Don't get me wrong. I want that stuff in games, I think that stuff belongs in all manner of storytelling and narratives, but it loses its relevance if those elements are just there to say "hey look at us, we did this in our game, we deserve a pat on the back for it" rather than being an intrinsic part of what makes the plot stand out (put it this way, if those elements were NOT there at all, would there be any difference to the game? It didn't feel like it, which really burns). 

The two near-superhuman women who form the core of time spent during gameplay (Ellie and Abby) couldn't generate any sympathy from me, any enthusiastic response to their plight. In fact both irritated the hell out of me with equal measure to the point that when I thought the game was drawing to a close, I was actually relieved. 

My relief lasted moments as the game then decided that there wasn't quite enough revenge bullshit going on - and off Ellie went for her final confrontation with Abby.

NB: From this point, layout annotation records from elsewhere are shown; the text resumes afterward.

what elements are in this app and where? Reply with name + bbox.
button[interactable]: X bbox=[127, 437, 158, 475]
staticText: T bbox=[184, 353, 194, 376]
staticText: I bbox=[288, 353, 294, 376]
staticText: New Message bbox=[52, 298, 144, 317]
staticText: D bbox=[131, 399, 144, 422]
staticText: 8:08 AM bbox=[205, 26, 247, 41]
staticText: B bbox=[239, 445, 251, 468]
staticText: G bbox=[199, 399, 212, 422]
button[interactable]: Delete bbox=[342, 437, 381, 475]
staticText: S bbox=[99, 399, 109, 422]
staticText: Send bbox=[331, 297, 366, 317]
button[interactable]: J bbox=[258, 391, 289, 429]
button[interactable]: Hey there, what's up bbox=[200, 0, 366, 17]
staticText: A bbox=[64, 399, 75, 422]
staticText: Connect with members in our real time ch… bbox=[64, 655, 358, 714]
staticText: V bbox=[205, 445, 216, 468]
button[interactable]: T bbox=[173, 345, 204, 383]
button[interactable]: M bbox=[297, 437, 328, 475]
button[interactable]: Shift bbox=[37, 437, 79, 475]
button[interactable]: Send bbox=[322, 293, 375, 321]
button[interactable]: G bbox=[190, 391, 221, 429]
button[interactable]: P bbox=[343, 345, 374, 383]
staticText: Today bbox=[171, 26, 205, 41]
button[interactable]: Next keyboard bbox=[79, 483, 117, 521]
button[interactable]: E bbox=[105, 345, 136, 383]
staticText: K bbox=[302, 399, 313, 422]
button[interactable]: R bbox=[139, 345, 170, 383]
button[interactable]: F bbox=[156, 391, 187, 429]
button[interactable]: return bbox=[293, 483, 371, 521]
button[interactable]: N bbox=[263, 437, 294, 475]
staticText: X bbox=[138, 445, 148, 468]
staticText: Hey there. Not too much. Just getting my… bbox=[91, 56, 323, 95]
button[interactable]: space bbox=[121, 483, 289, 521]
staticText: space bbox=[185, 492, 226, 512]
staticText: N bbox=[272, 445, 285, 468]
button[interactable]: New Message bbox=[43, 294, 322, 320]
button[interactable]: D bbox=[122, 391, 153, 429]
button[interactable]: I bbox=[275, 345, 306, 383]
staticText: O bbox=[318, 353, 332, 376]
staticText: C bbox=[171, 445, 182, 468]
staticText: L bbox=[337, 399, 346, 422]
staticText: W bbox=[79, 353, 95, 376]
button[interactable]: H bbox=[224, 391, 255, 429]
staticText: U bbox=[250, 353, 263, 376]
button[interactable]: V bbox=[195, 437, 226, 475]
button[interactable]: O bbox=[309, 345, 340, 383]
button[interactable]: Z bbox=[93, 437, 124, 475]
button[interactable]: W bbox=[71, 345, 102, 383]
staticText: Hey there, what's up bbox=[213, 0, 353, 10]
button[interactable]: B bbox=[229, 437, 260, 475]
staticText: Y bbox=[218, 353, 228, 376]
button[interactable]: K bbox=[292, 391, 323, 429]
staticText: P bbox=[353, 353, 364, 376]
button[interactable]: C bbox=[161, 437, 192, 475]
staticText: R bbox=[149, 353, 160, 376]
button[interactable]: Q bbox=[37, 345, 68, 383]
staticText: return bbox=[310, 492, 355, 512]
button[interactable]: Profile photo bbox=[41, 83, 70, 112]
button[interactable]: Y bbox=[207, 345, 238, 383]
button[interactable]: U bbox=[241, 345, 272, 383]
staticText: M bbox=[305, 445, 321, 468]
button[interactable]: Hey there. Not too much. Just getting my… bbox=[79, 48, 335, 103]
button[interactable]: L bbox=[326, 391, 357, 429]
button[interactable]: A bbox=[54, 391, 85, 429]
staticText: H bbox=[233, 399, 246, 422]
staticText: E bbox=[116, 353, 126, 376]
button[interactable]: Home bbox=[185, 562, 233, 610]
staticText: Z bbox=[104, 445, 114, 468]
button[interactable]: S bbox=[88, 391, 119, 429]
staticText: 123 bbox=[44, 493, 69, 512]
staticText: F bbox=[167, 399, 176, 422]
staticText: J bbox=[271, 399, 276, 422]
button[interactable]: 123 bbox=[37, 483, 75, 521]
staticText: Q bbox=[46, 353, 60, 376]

At this point I was hanging on in there purely because I'd spent my own cold hard cash on this bloody thing, way past the point of exacting any enjoyment out of it at all and then 2 hours later when the game finally did end - with what I can only describe as one of the worst deflated kid-party balloons of an ending, I swore I would never play this again, and I would almost certainly never buy another TLOU game.

This all probably sounds extremely whiny but I genuinely feel like I wasted a huge amount of money on this. Gamers are a funny lot, particularly us lightweight part-time gamers who aren't in it for the achievements, or to play through the game on the hardest mode possible (I actually chose the level 1 up from 'so easy you could probably sleep your way through it' purely because I wanted to at least have a fighting chance at seeing the whole thing - and I'm glad I did because I sincerely can't imagine how pissed off I'd feel if I'd made it any more challenging than it already was). 

Naughty Dog are a team who know and learn their platform hardware inside and out - they know how to make stunning visuals but they're a team that seems to pander to gun nuts way too much (imagine, for example, an uncharted game that didn't involve Nathan Drake offing thousands of goons in the pursuit of buried booty). 

Summary

I'm angry about this piece of crap. I think the only final thing to say about TLOU2 is that it will undoubtedly win every award going this year, purely because there's actually not a massive amount to go up against (personally I hope Ghosts of Tsushima blows it out of the water, it certainly has sales wise at least). In terms of the end of a console generation / release wind-down in anticipation of the Xbox Series X / Playstation 5. I can imagine folk actually enjoying some elements of the game, but I was left cold by almost every aspect of this, not a single element in the gameplay appealed or felt anything less than a right royal pain in the arse. I hated the relentless violence, I hated that the whole premise of why the world had gone to crap was completely glossed over in this (instead of menacing clickers or nasty spores, you're just facing off against arsehole humans for most of the game, just like in any other tedious shooter). 

I do wonder if this would've been an entirely different game post-COVID.

I'm now left with no lasting love for any of the characters in this series, and absolutely zero desire to have anything to do with any future games or offshoots (I hope ND move on to something new but I've a feeling there's going to be a third game at some point, maybe on the new hardware, and I will avoid it like the fecking mushroom-headed plague!)